Page MenuHomePhabricator

SmiteSpam has lots of HTML messages
Closed, ResolvedPublic

Description

I quickly reviewed SpecialSmiteSpamTrustedUsers.php and a ton of messages are raw HTML into the form. They should be escaped.

Event Timeline

Change 326243 had a related patch set uploaded (by MtDu):
Escape raw HTML messages in SmiteSpam SpecialPages

https://gerrit.wikimedia.org/r/326243

Change 326243 merged by jenkins-bot:
Escape raw HTML messages in SmiteSpam SpecialPages

https://gerrit.wikimedia.org/r/326243

@Legoktm, @Aklapper: Could you please resolve the conflict between this task and T152852? @FilipGCI says that the GCI task was claimed by them (https://gerrit.wikimedia.org/r/#/c/326282/). I haven't registered as a GCI mentor, so I don't know what's happening there.

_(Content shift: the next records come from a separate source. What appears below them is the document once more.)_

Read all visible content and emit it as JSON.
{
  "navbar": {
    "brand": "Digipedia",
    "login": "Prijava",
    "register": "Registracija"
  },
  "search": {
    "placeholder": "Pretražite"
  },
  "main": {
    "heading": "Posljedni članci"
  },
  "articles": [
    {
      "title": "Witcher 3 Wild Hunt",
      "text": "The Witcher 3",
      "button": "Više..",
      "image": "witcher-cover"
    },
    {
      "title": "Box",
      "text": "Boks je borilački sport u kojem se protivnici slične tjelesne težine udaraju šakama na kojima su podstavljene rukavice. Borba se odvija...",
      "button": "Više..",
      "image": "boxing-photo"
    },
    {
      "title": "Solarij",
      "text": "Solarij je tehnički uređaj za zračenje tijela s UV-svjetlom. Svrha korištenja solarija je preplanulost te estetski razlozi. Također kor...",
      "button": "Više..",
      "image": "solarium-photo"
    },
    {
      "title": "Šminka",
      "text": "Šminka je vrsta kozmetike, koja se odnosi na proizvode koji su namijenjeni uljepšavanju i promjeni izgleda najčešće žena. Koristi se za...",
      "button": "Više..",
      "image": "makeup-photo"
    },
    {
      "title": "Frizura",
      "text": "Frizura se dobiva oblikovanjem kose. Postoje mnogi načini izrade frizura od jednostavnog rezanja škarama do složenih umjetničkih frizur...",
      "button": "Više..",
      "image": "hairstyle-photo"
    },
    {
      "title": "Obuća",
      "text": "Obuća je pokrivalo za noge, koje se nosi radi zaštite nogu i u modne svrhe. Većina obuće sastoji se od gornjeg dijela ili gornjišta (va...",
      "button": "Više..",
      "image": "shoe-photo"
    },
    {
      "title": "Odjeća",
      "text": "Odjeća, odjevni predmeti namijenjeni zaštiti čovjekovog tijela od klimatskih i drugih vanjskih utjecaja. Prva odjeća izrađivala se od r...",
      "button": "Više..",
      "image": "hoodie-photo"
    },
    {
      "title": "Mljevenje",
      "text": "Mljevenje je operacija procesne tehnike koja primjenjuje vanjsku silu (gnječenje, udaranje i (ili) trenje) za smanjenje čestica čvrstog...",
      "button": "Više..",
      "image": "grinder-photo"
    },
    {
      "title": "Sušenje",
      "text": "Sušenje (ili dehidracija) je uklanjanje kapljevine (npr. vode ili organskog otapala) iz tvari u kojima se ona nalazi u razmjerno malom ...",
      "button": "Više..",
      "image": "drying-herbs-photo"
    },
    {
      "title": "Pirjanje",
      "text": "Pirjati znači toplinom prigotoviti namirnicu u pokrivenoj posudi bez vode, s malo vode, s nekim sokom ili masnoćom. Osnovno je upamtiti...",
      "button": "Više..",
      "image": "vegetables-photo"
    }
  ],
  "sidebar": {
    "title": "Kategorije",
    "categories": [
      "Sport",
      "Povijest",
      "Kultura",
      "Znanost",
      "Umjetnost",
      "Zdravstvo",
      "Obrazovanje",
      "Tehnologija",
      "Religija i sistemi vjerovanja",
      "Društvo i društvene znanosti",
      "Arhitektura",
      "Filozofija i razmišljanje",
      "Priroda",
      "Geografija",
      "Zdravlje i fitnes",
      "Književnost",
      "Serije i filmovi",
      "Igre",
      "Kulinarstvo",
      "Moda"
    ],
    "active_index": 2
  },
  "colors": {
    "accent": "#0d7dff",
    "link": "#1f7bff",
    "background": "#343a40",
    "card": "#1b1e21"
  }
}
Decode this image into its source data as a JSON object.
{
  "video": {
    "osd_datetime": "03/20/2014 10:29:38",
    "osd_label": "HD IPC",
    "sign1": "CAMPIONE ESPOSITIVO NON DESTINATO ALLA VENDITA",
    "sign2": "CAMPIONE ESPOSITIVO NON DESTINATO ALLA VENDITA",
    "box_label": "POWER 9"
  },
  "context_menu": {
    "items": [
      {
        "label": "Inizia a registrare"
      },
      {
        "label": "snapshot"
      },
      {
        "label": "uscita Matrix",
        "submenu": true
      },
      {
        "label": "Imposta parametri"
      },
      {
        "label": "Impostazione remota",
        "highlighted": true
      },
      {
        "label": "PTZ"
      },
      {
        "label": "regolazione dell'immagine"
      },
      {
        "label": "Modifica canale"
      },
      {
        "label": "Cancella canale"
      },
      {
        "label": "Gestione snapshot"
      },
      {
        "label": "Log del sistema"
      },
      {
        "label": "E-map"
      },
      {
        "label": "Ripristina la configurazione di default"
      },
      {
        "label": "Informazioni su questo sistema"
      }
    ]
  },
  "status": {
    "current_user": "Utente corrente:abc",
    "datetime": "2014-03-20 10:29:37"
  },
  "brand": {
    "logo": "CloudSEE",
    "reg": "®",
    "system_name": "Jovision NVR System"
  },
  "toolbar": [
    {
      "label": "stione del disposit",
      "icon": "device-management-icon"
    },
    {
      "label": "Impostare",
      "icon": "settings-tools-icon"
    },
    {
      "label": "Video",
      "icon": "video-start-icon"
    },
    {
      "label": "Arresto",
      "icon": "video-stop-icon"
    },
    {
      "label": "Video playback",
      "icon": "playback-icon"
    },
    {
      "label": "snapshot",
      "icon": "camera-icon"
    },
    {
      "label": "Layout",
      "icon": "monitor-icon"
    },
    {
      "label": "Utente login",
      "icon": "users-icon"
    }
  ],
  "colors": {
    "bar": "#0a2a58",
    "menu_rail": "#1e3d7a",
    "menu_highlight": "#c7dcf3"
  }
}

@polybuildr I don't know, maybe i should abandon it. Btw, i think there should'nt be "->escaped" becouse code will look like that "Hello%20World", and it should'nt be in Special Pages

@FilipGCI, I don't think that's what happens. The %20 kind of escaping is for use in URLs (such as php's urlencode), but this is escaping for HTML (< gets converted to &lt; and other things like that). Take a look at https://www.mediawiki.org/wiki/Manual:Messages_API#Output_modes_and_escaping.

[For the records; sorted out the GCI aspects of this task.]